Depuis le renversement d’Omar al-Bashir, en avril 2019, la rivalité entre l’armée nationale, dirigée par le général Abdel Fattah al-Bourhan, et la Force de soutien rapide (RSF, selon l’acronyme anglais) commandée par le général Mohamed Hamdan Dagalo, dit « Hemetti », ne cesse de se durcir. Le premier est connu pour être un proche de l’ancien régime et des islamistes. Le second traîne une réputation sulfureuse, la RSF étant issue des janjawid, supplétifs sanglants de Khartoum dans la guerre du Darfour ; il tente de faire oublier ce passif en soutenant officiellement les civils. Le premier dirige la junte qui, le 25 octobre 2021, a renversé le gouvernement civil et mis fin à la transition démocratique. Le deuxième est le vice-président de la dite junte.
Le chef de la junte joue la carte israélienne, son second la Russie
Même si les liens entre Khartoum et Moscou remontent à l’époque soviétique, même si des soldats soudanais sont régulièrement entraînés en Russie, même si Sergueï Lavrov vient officiellement discuter coopération, il est tentant de voir dans la visite du ministre russe la main de Hemetti. Ses liens avec le groupe Wagner sont de notoriété publique et, de passage à Moscou le jour de l’invasion de l’Ukraine, il avait défendu le « droit du peuple russe à se défendre ».
Cette visite de Sergueï Lavrov, annoncée seulement ce dimanche, est-elle une réponse de Hemetti à Abdel Fattah al-Bourhan, qui a invité le ministre israélien des affaires étrangères ? « Chacun des deux hommes cherche le soutien des Etats-Unis, assure un analyste soudanais qui préfère l’anonymat. Al-Bourhan sait que la voie la plus directe vers Washington passe par Tel-Aviv. » Eli Cohen a bien aidé le général : il a annoncé un futur traité de paix entre les deux Etats, certes « après le transfert du pouvoir à un gouvernement civil qui sera établi dans le cadre du processus de transition en cours dans le pays », mais beaucoup ont vu là un message du général al-Bourhan. En substance : « je ne quitterai pas le pouvoir comme ça ».

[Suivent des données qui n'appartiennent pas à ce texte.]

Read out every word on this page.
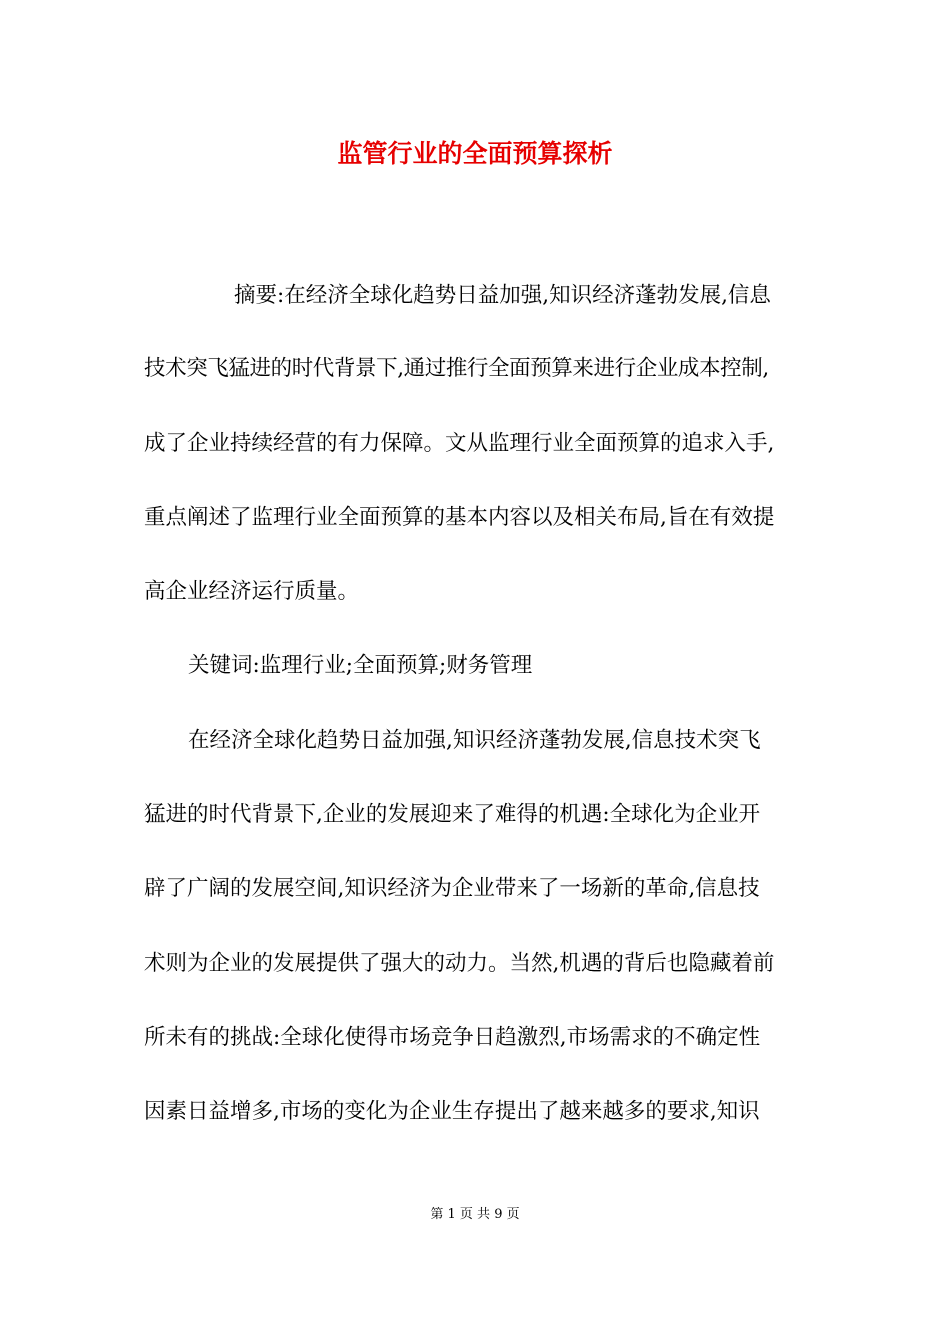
监管行业的全面预算探析

摘要:在经济全球化趋势日益加强,知识经济蓬勃发展,信息

技术突飞猛进的时代背景下,通过推行全面预算来进行企业成本控制,

成了企业持续经营的有力保障。文从监理行业全面预算的追求入手,

重点阐述了监理行业全面预算的基本内容以及相关布局,旨在有效提

高企业经济运行质量。

关键词:监理行业;全面预算;财务管理

在经济全球化趋势日益加强,知识经济蓬勃发展,信息技术突飞

猛进的时代背景下,企业的发展迎来了难得的机遇:全球化为企业开

辟了广阔的发展空间,知识经济为企业带来了一场新的革命,信息技

术则为企业的发展提供了强大的动力。当然,机遇的背后也隐藏着前

所未有的挑战:全球化使得市场竞争日趋激烈,市场需求的不确定性

因素日益增多,市场的变化为企业生存提出了越来越多的要求,知识

第 1 页 共 9 页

« Ce n’est pas aux militaires de prendre ce genre de décision, déclare Yasser Arman, un des piliers des Forces pour la liberté et le changement – comité central (FFC-CC selon l’acronyme anglais), bras politique de la révolution. Sans soutien de la population, ils ne peuvent pas rester au pouvoir. Et ce soutien, ils ne l’ont pas. »
Car la question est bien, pour al-Bourhan comme pour Hemetti, de savoir s’ils lâcheront le pouvoir, quels pans ils sont prêts à abandonner et dans quelles conditions.
Pour les civils, l’urgence est la fin du régime militaire
Depuis deux mois, le Soudan est plongé dans un processus politique aussi délicat qu’incertain. Le 5 décembre 2022 a été signé un accord-cadre entre militaires et civils, destiné à mettre fin au coup d’Etat. Côté civils, c’est la coalition des FFC-CC qui a négocié l’accord. Côté militaire, et al-Bourhan et Hemetti ont signé et se disent prêts à retourner dans leurs baraquements.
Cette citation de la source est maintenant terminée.